On Thu, 11 Nov 2010 06:51:38 +0200, Rainer Deyke <rain...@eldwood.com>
wrote:
On 11/10/2010 19:34, bearophile wrote:
Do you seen anything wrong in this code? It compiles with no errors:
enum string[5] data = ["green", "magenta", "blue" "red", "yellow"];
static assert(data[4] == "yellow");
void main() {}
Yet that code asserts.
Wait, what? That's a static assert. How can it both assert and compile
with no errors?
As it turns out, the joining of adjacent strings is a critical feature.
Consider the following:
f("a" "b");
f("a" ~ "b");
These are /not/ equivalent. In the former cases, 'f' receives a string
literal as argument, which means that the string is guaranteed to be
zero terminated. In the latter case, 'f' receives an expression (which
can be evaluated at compile time) as argument, so the string may not be
zero terminated.

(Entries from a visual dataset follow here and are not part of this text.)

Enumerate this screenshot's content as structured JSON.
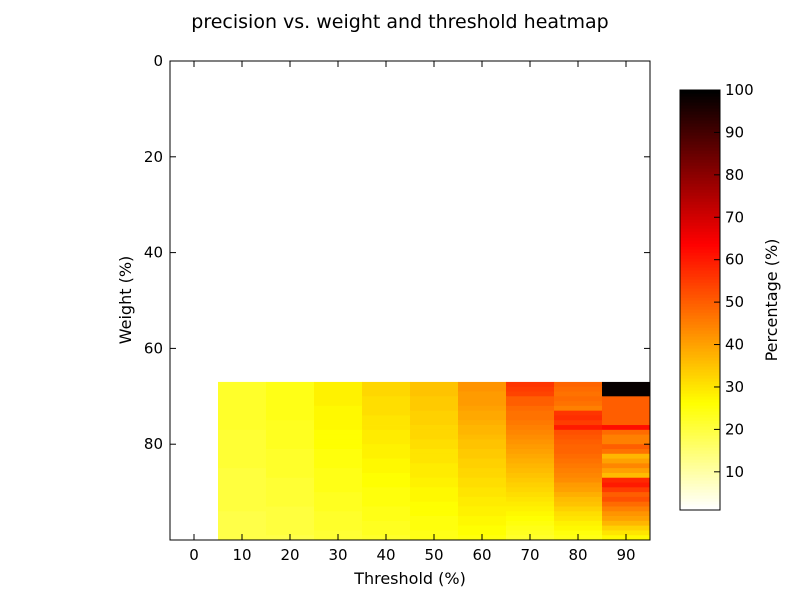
{
  "chart_data": {
    "type": "heatmap",
    "title": "precision vs. weight and threshold heatmap",
    "xlabel": "Threshold (%)",
    "ylabel": "Weight (%)",
    "colorbar_label": "Percentage (%)",
    "colormap": "hot_r",
    "xlim": [
      -5,
      95
    ],
    "ylim": [
      100,
      0
    ],
    "x_ticks": [
      0,
      10,
      20,
      30,
      40,
      50,
      60,
      70,
      80,
      90
    ],
    "y_ticks": [
      0,
      20,
      40,
      60,
      80
    ],
    "colorbar_range": [
      1,
      100
    ],
    "colorbar_ticks": [
      10,
      20,
      30,
      40,
      50,
      60,
      70,
      80,
      90,
      100
    ],
    "grid": false,
    "x": [
      10,
      20,
      30,
      40,
      50,
      60,
      70,
      80,
      90
    ],
    "y_start": 67,
    "y_end": 100,
    "y_step": 1,
    "z": [
      [
        22,
        24,
        28,
        32,
        35,
        42,
        56,
        49,
        99
      ],
      [
        22,
        24,
        28,
        32,
        35,
        42,
        55,
        48,
        99
      ],
      [
        22,
        24,
        28,
        32,
        35,
        41,
        54,
        47,
        99
      ],
      [
        22,
        24,
        28,
        31,
        34,
        41,
        50,
        48,
        50
      ],
      [
        22,
        24,
        28,
        31,
        34,
        41,
        50,
        47,
        50
      ],
      [
        22,
        24,
        27,
        31,
        34,
        40,
        48,
        45,
        50
      ],
      [
        22,
        24,
        27,
        31,
        33,
        39,
        47,
        56,
        50
      ],
      [
        22,
        24,
        27,
        30,
        33,
        39,
        47,
        57,
        50
      ],
      [
        22,
        23,
        27,
        30,
        33,
        38,
        46,
        55,
        50
      ],
      [
        22,
        23,
        27,
        30,
        32,
        37,
        45,
        60,
        62
      ],
      [
        21,
        23,
        26,
        29,
        32,
        37,
        44,
        52,
        48
      ],
      [
        21,
        23,
        26,
        29,
        32,
        36,
        43,
        51,
        45
      ],
      [
        21,
        23,
        26,
        29,
        31,
        35,
        42,
        50,
        45
      ],
      [
        21,
        23,
        26,
        28,
        31,
        35,
        41,
        49,
        50
      ],
      [
        21,
        22,
        25,
        28,
        30,
        34,
        40,
        49,
        47
      ],
      [
        21,
        22,
        25,
        28,
        30,
        34,
        39,
        48,
        37
      ],
      [
        21,
        22,
        25,
        27,
        30,
        33,
        38,
        47,
        40
      ],
      [
        21,
        22,
        25,
        27,
        29,
        33,
        37,
        46,
        44
      ],
      [
        20,
        22,
        24,
        27,
        29,
        32,
        36,
        45,
        40
      ],
      [
        20,
        22,
        24,
        26,
        29,
        32,
        35,
        44,
        36
      ],
      [
        20,
        21,
        24,
        26,
        28,
        31,
        34,
        43,
        58
      ],
      [
        20,
        21,
        24,
        26,
        28,
        31,
        33,
        41,
        60
      ],
      [
        20,
        21,
        24,
        25,
        27,
        30,
        32,
        40,
        55
      ],
      [
        20,
        21,
        23,
        25,
        27,
        30,
        31,
        38,
        50
      ],
      [
        20,
        21,
        23,
        25,
        27,
        29,
        30,
        36,
        52
      ],
      [
        20,
        21,
        23,
        25,
        26,
        29,
        29,
        35,
        48
      ],
      [
        20,
        20,
        23,
        24,
        26,
        28,
        28,
        33,
        45
      ],
      [
        19,
        20,
        22,
        24,
        26,
        28,
        27,
        31,
        42
      ],
      [
        19,
        20,
        22,
        24,
        25,
        27,
        26,
        30,
        40
      ],
      [
        19,
        20,
        22,
        23,
        25,
        27,
        25,
        28,
        37
      ],
      [
        19,
        20,
        22,
        23,
        25,
        26,
        24,
        27,
        33
      ],
      [
        19,
        20,
        21,
        23,
        24,
        26,
        23,
        25,
        30
      ],
      [
        19,
        19,
        21,
        22,
        24,
        25,
        22,
        24,
        27
      ]
    ]
  }
}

This is a critical difference if 'f' is a (wrapper
around a) C function.
Wait, so you imply that if I pass 2+2 as a parameter to a function with
lazy parameters, the compiler should not do partial expression calculation
and should actually add up 2+2 at runtime? Because, AFAICS, concatenating
two string literals should be no different from adding two numbers.